Part 1: Understanding Geospatial Data

Note: geospatial files tend to be quite large and we use for loops in this notebook. It is possible that the code takes a while to run successfully.

File types and sizes

In the previous notebook, we only worked with user-generated data and with datasets embedded in the package spData. It’s likely that for your applications, you’ll have to work with external geospatial files.

The most common of geospatial file type is the ESRI Shapefile for vector data. This file has the extension .shp and typically comes in a zipped folder with at least three associated files. The sf function to read shapefiles is read_sf("filename.shp"). There are many places to find shapefiles online. Some good places to look include Geocommons, Natural Earth, and Living Atlas.

Other common file types for vector data include:

GeoJSON (.geojson): extension of JSON file, mostly used for storing latitude and longitude coordinates.
ESRI FileGDB (.gdb): stores objects created by ArcGIS (a popular software for geospatial analysis.
GeoPackage (.gpkg): lightweight, platform-independent, and compact format.

It’s important to keep in mind that these files come in varying forms and sizes. It’s very common for shapefiles to be extremely detailed and highly-defined, which can exponentially increase the file size and runtime of your analysis. The function ms_simplify() from the package rmapshaper simplifies shapefiles by reducing the number of vertices of the spatial objects while maintaining the integrity of the shapes.

Let’s read a shapefile of Canadian provinces and plot them on a map with the attribute province.

shape <- read_sf("advanced_geospatial_datasets/advanced_geospatial_datasets.shp")

shape_plot <- plot(shape["province"])

Zoom in on the province boundaries and look at how detailed they are. We’re likely not going to need this level of detail for our analysis, so let’s simplify the file to avoid large runtimes. We’ll do so by using the function ms_simplify() to reduce the number of vertices to 1% of our current number.

# run the code below to learn more about the function ms_simplify()
# ?ms_simplify

# keep parameter indicates % of vertices to keep
canada_shape <- ms_simplify(shape, keep = 0.01, keep_shapes = TRUE)

plot(canada_shape["province"])

Note how now we have simplified the boundaries of the provinces. We can use the function object.size() to compare how much memory we’re saving by using our canada_shape instead of the large shape object.

object.size(canada_shape)
object.size(shape)

Note: the object shape was already a simplified version of the high-definition shapefiles on the Statistics Canada website. Performing basic geospatial operations on those files could take multiple minutes!

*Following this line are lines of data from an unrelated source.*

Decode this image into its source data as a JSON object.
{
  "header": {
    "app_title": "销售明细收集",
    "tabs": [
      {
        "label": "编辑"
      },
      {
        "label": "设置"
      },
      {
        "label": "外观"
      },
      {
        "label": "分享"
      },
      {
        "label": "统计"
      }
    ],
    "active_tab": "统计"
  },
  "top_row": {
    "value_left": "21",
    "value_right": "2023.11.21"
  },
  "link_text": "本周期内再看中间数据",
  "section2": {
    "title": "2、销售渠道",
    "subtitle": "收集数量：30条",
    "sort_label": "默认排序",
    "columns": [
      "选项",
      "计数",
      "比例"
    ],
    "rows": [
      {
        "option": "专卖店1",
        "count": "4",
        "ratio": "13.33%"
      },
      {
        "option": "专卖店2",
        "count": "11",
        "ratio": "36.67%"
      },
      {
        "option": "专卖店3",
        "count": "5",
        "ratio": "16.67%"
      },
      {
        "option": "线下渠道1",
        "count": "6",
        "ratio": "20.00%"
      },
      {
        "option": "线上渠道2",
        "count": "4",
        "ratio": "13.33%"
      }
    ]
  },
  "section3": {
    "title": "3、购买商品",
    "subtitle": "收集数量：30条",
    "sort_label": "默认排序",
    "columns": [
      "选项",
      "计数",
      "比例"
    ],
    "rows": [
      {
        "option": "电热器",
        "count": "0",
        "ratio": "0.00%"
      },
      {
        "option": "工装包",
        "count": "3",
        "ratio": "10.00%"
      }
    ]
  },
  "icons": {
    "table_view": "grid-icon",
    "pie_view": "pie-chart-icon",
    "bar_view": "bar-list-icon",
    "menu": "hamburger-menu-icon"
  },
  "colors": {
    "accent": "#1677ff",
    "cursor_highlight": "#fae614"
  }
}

Choosing an appropriate CRS

As explained in our previous notebook, a CRS is the grid of reference for our geographic objects. These grids can be either geographic, coded in spherical longitude and latitude coordinates, or projected, coded in planar (x,y) coordinates.

The manner in which we identify the CRS is through a parameter of the form AUTHORITY:CODE. In the previous notebook, we used the identifier EPSG:4326 to refer our geometric objects to the CRS WGS84, which is the most popular geographic CRS worldwide. When choosing a geographic CRS, you typically cannot go wrong with WGS84.

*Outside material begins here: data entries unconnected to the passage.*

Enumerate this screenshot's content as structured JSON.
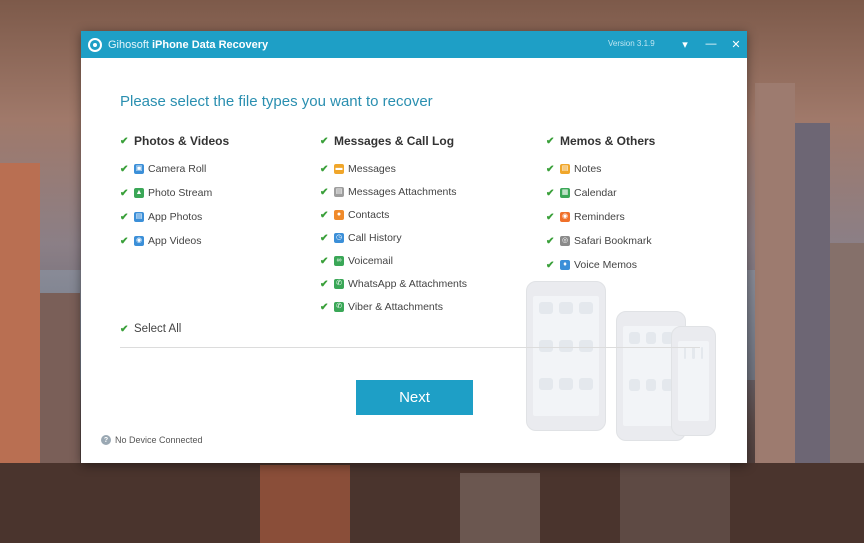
{
  "window": {
    "brand": "Gihosoft",
    "app_name": "iPhone Data Recovery",
    "version": "Version 3.1.9",
    "dropdown_glyph": "▾",
    "minimize_glyph": "—",
    "close_glyph": "✕"
  },
  "heading": "Please select the file types you want to recover",
  "check_glyph": "✔",
  "columns": [
    {
      "title": "Photos & Videos",
      "items": [
        {
          "label": "Camera Roll",
          "icon": "camera-icon",
          "color": "#3b8fd8"
        },
        {
          "label": "Photo Stream",
          "icon": "photo-stream-icon",
          "color": "#3aa757"
        },
        {
          "label": "App Photos",
          "icon": "app-photos-icon",
          "color": "#3b8fd8"
        },
        {
          "label": "App Videos",
          "icon": "app-videos-icon",
          "color": "#3b8fd8"
        }
      ]
    },
    {
      "title": "Messages & Call Log",
      "items": [
        {
          "label": "Messages",
          "icon": "messages-icon",
          "color": "#f0a62a"
        },
        {
          "label": "Messages Attachments",
          "icon": "attachments-icon",
          "color": "#9e9e9e"
        },
        {
          "label": "Contacts",
          "icon": "contacts-icon",
          "color": "#f08a2a"
        },
        {
          "label": "Call History",
          "icon": "call-history-icon",
          "color": "#3b8fd8"
        },
        {
          "label": "Voicemail",
          "icon": "voicemail-icon",
          "color": "#3aa757"
        },
        {
          "label": "WhatsApp & Attachments",
          "icon": "whatsapp-icon",
          "color": "#3aa757"
        },
        {
          "label": "Viber & Attachments",
          "icon": "viber-icon",
          "color": "#3aa757"
        }
      ]
    },
    {
      "title": "Memos & Others",
      "items": [
        {
          "label": "Notes",
          "icon": "notes-icon",
          "color": "#f0a62a"
        },
        {
          "label": "Calendar",
          "icon": "calendar-icon",
          "color": "#3aa757"
        },
        {
          "label": "Reminders",
          "icon": "reminders-icon",
          "color": "#f0702a"
        },
        {
          "label": "Safari Bookmark",
          "icon": "safari-bookmark-icon",
          "color": "#8a8a8a"
        },
        {
          "label": "Voice Memos",
          "icon": "voice-memos-icon",
          "color": "#3b8fd8"
        }
      ]
    }
  ],
  "select_all": "Select All",
  "next_label": "Next",
  "status": "No Device Connected",
  "status_icon_glyph": "?"
}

Choosing a projected CRS is often a tricky task - it depends on how you plan on using it. When projecting a geographic CRS, there will unavoidably be distortions to either the distances or the areas of the projected objects. The most common types of projections include:

Lambert azimuthal equal-area (LAEA) projections: preserve equal-area at all locations but distorts shapes beyond thousands of kilometers.
Azimuthal equidistant (AEQD) projections: maintain accurate straight-line distance between a point and the center point of the projection.
Lambert conformal conic (LCC) projections: the cone is set to keep distance and area properties reasonable, which is useful for regions covering thousands of kilometers.
Stereographic (STERE) projections: projections for polar regions, but with distortions on areas and distances thousands of kilometers from the center.

The package crsuggest has a function suggest_crs(), which takes a spatial object with a geographic CRS and returns a list of possible projected CRS’s that could be used for the given object.

We can use the function st_crs() to find out the CRS of our objects and st_transform() to change the CRS of the object.

# run the cell to get information from the CRS
print(st_crs(canada_shape))
st_crs(canada_shape)$IsGeographic
st_crs(canada_shape)$units_gdal

From the output above we can see that canada_shape is in a geographic CRS called NAD83. This geographic CRS is customized to North America and has an AUTHORITY:CODE of EPSG:4269.

Using S2 for operations in spherical coordinates

Now that we’ve looking in more detail at CRS’s, it’s time to introduce S2. S2 is a dependency of the sf package and is used for geometric operations on spherical coordinates (i.e., when the CRS is in longitude and latitude coordinates). S2 setups are especially important when calculating distances or setting buffers around objects.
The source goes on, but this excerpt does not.